Thomas Barkin’s Barking Monetary Madness, Part 1

What mental dungeon do they dig these people out of?

We are referring to the latest barking mad idiocy from the Federal Reserve—this time the declaration of Richmond Fed President Thomas Barkin that he wants to keep on printing until the employment-to-population ratio is back to where it stood in February 2020:

Federal Reserve Bank of Richmond President Thomas Barkin isn’t ready to call for an end to the U.S. central bank’s $120 billion a month in bond-buying stimulus given where the labor market stands today.

The policy maker said the employment-to-population ratio is important to him in determining when the central bank can dial back on the stimulus it is providing the economy. This ratio stood at 61.1% in February 2020, before the coronavirus pandemic took hold in the U.S. and economic activity cratered. It bottomed out in April of that year at 51.3% and has risen since, hitting 58% this June. Mr. Barkin said he would like to see something just north of 59% before he believes it would be time to start reducing bond buying.

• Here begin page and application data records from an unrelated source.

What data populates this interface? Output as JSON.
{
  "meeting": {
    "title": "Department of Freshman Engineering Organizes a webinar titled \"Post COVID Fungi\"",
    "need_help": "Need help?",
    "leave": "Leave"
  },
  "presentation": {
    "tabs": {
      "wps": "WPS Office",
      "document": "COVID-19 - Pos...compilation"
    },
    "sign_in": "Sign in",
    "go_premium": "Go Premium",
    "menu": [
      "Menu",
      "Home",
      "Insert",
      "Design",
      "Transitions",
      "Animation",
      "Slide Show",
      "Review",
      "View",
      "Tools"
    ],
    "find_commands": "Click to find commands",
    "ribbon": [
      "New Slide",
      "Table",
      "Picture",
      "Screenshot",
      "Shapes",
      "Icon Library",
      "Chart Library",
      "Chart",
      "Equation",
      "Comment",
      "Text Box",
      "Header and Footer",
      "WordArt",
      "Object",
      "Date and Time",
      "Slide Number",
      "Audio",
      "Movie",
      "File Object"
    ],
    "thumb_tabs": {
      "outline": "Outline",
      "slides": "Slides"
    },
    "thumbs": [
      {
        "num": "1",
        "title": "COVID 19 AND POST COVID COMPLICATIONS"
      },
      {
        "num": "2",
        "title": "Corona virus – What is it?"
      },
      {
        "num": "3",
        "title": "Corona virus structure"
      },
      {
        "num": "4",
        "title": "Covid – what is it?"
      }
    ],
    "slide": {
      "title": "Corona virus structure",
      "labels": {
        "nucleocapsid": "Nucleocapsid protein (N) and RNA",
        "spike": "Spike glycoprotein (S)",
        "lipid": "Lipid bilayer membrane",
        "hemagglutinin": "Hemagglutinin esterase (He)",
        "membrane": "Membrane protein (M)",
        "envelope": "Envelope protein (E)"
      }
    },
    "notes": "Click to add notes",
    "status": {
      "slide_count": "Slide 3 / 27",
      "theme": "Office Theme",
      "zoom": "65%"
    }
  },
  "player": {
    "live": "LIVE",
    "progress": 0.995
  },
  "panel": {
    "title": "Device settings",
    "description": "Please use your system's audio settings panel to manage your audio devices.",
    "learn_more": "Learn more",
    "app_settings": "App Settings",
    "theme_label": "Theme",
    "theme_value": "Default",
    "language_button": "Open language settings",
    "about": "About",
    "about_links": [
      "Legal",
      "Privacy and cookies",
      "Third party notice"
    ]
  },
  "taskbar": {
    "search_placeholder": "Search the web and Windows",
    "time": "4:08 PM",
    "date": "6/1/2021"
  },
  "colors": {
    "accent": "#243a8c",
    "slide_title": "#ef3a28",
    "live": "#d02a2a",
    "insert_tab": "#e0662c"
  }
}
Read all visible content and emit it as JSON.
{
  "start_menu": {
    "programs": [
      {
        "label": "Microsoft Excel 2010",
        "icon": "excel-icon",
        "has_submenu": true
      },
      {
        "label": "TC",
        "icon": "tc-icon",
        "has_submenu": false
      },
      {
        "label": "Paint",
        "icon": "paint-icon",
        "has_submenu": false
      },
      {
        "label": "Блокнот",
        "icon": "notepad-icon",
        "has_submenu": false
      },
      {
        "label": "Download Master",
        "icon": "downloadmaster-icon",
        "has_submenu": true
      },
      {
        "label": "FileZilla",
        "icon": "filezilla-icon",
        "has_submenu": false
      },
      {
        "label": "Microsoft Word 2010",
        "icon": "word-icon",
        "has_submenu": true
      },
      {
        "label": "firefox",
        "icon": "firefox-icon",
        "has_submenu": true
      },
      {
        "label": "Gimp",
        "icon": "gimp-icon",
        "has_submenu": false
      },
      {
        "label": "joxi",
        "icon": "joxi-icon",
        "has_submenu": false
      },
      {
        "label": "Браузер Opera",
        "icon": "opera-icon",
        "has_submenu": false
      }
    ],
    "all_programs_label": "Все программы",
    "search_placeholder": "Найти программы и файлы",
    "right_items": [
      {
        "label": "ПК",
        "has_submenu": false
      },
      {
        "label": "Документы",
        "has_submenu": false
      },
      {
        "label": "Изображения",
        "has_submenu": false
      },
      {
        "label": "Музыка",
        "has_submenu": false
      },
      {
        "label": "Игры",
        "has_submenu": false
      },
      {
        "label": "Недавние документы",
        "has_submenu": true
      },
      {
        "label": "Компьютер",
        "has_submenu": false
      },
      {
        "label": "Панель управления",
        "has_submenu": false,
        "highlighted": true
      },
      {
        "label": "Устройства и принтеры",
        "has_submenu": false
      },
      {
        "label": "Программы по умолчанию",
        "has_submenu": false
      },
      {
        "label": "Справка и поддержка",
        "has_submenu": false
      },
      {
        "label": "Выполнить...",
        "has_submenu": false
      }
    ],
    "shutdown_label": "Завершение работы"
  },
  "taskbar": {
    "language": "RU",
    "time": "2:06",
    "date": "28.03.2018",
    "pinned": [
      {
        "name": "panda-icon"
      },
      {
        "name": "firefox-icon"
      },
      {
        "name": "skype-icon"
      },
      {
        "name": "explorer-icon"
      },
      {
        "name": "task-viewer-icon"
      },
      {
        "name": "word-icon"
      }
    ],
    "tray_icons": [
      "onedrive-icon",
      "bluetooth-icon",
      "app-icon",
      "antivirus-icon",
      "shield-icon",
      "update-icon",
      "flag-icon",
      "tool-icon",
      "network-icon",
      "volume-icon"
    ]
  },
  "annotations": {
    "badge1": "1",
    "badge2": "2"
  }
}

Talk about mindless numerology. What in the hell is so special about 61.1%, which is just one big round house data point on the dark green line shown below?

That is, the total employment-to-population ratio is an arbitrary average of that ratio for men and women workers separately; and within these huge categories, there are numerous variant ratios for subcategories based on age, demographics and geographic locals, among many others.

Indeed, why not at least aim for the high point of the employment-population ratio for men (brown line) and women (purple line) separately—since they self-evidently have had dramatically different trajectories over the past 70 years. That would set the Fed’s money-printing compass at March 1953 for men, when the ratio topped out at 84.7% compared to Harkin’s implicit target of 66.8% (February 2020), and at May 2000 for female workers, when the ratio topped out at 57.5% compared to Harkin’s implicit target of 55.8% (February 2020).

We are just saying unless you want an excuse for an endless money-printing bacchanalia, why pick a single utterly meaningless date and data point (61.1% for all workers, February 2020) from a chart that screams out loud that the employment-population ratio has no historical equilibrium point whatsoever, and certainly has nothing to do with the rate at which the Fed snatches fraudulent credit out of thin digital air.

Employment-Population Ratio, Men, Women and All, 1948-2021

Moreover, when we say no observable, sustainable equilibrium point, that’s exactly what we mean. If you take the employment-population ratio for white males over 20 years because that category has not been heavily influenced by civil rights changes (black employment) or changing equal opportunity laws and cultural norms (female employment), you get the picture below. What, pray tell, did monetary policy have to do with this 70-year march straight down the hill, unless you think a plunge in the ratio of people working for a living is a swell thing.